Today I woke up at 6am, super early, but I couldn’t go back to sleep. Lots of people remembered it was my birthday which made me really happy, and a bunch of people sang “happy birthday” to me too. After breakfast we all went back to our homestays to help with cooking, as we planned to bring the food to the monks on the island who were going to give us a blessing. We went to our homestay mom – “mae” – and using very broken Khmer, we tried to ask how we could help prepare lunch. We ended up taking these leaf things and cutting up the stems.

We could only help for a bit before we needed to get ready for the monk blessing. My homestay mom decided I needed to be dressed up in traditional clothes – which was the cutest thing ever! Our shirts were super sparkly and sequinned, and kind of looked like the top of a lenga. Corissa’s was orange which apparently symbolizes marriage, and mine was blue and I kind of looked like Cinderella. We were really not expecting anything this elaborate, it was a full LOOK.

Dressed fully, we biked off to the spirit house. On the way, old ladies at the side of the road called and whistled to us because of our clothes. The ceremony consisted of some chants and offerings. After, we got blessed by the monks and they dumped HUGE buckets of holy water on us – it was absolutely hilarious and amazing. I thought it would be a little sprinkle of water but it was basically a shower.

After the blessing we went back to the homestay for lunch. Our “mae” had made a feast with all of our favourite dishes so far – really good omelette, ginger chicken, green stem things, fish and banana sugar chips. After eating we gave gifts to our homestays. I think they liked it but it was super weird – literally 6 baseball caps. We both had extra kiddie gifts, so we went to find Lina, Veet and Pon Reit, the kids at Janice’s homestay. Corissa gave them bubbles, which they LOVED, and a skipping rope which the girl was so excited to try out. Pon Reit carried the bubbles around in his pocket the whole day.

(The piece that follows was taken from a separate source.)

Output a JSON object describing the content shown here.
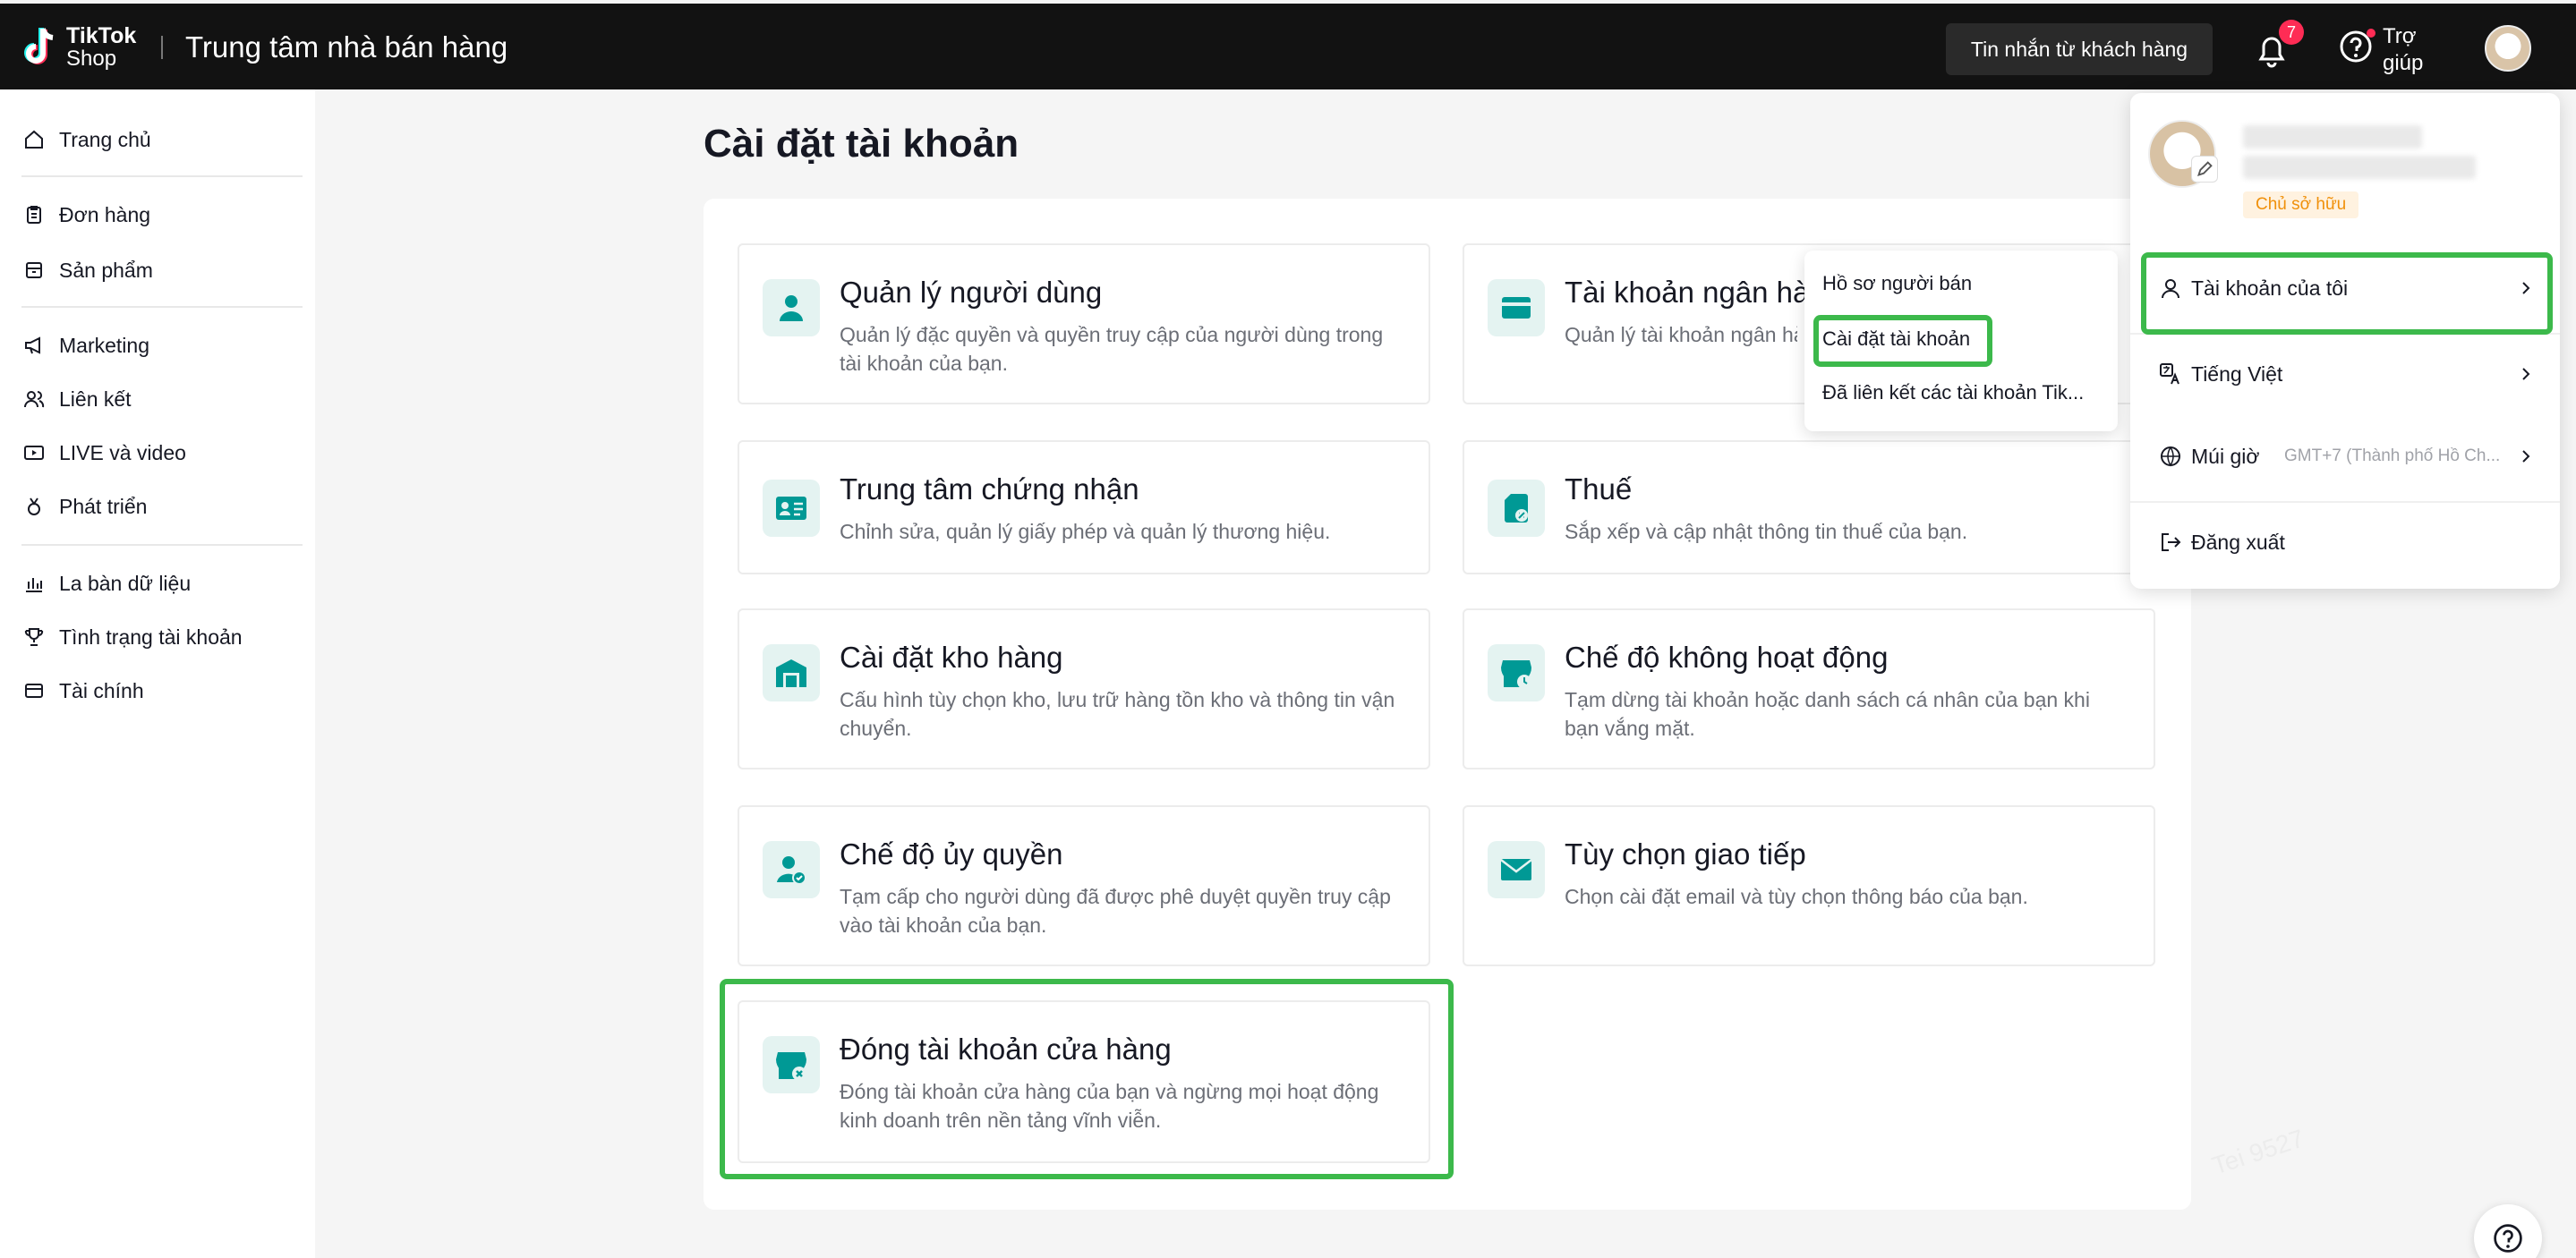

When we met back up with the group we had a short debrief on our gender talk from yesterday, comparing Cambodia to Canada in terms of inequality, male privilege etc. We then went back to the service site to finish the project. There was relatively little left to do – we needed to fill in some holes in the concrete with cement. I ended up painting the sign with Immy. After everything was done, the family whose house it was thanked us and we took the traditional picture of the group with the Appleby College flag picture in front of it.

Then we biked over to the community center for a “surprise” which ended up being dolphin watching. We got on super small boats to go out on the river at sunset to look for dolphins. This was my favorite experience of the trip so far. The sunset on the water was amazing, but we also saw so many dolphins it was unreal! They came pretty close to us, and because it was so calm and still on the water you could hear the dolphins before you saw them. Such an amazing moment.

We headed back for a farewell dinner with our homestays at the community center. This was really sweet and a nice way to say goodbye. At the end they had a surprise happy birthday thing for me – a rice cake with candles on and they came in singing – AHHHH! To top it off, Mom and Dad had sent a gift for me, a card and some earrings, but before I could even open it I started bawling just from the thought of it. This really was the best birthday ever. The rice cake was so good and I did my best to ensure that everyone got some in the community.

To finish off the night, me and Siofra and Immy did our “Hoedown Throwdown” dance and other people sang “Baby Shark” in Khmer, but actually saying “Baby dolphin”. Then the local community sang a Khmer song for us and showed us how to dance to it. The party was over, we headed back to our homestays, and said our goodbyes to the kids. This was easily the best birthday ever.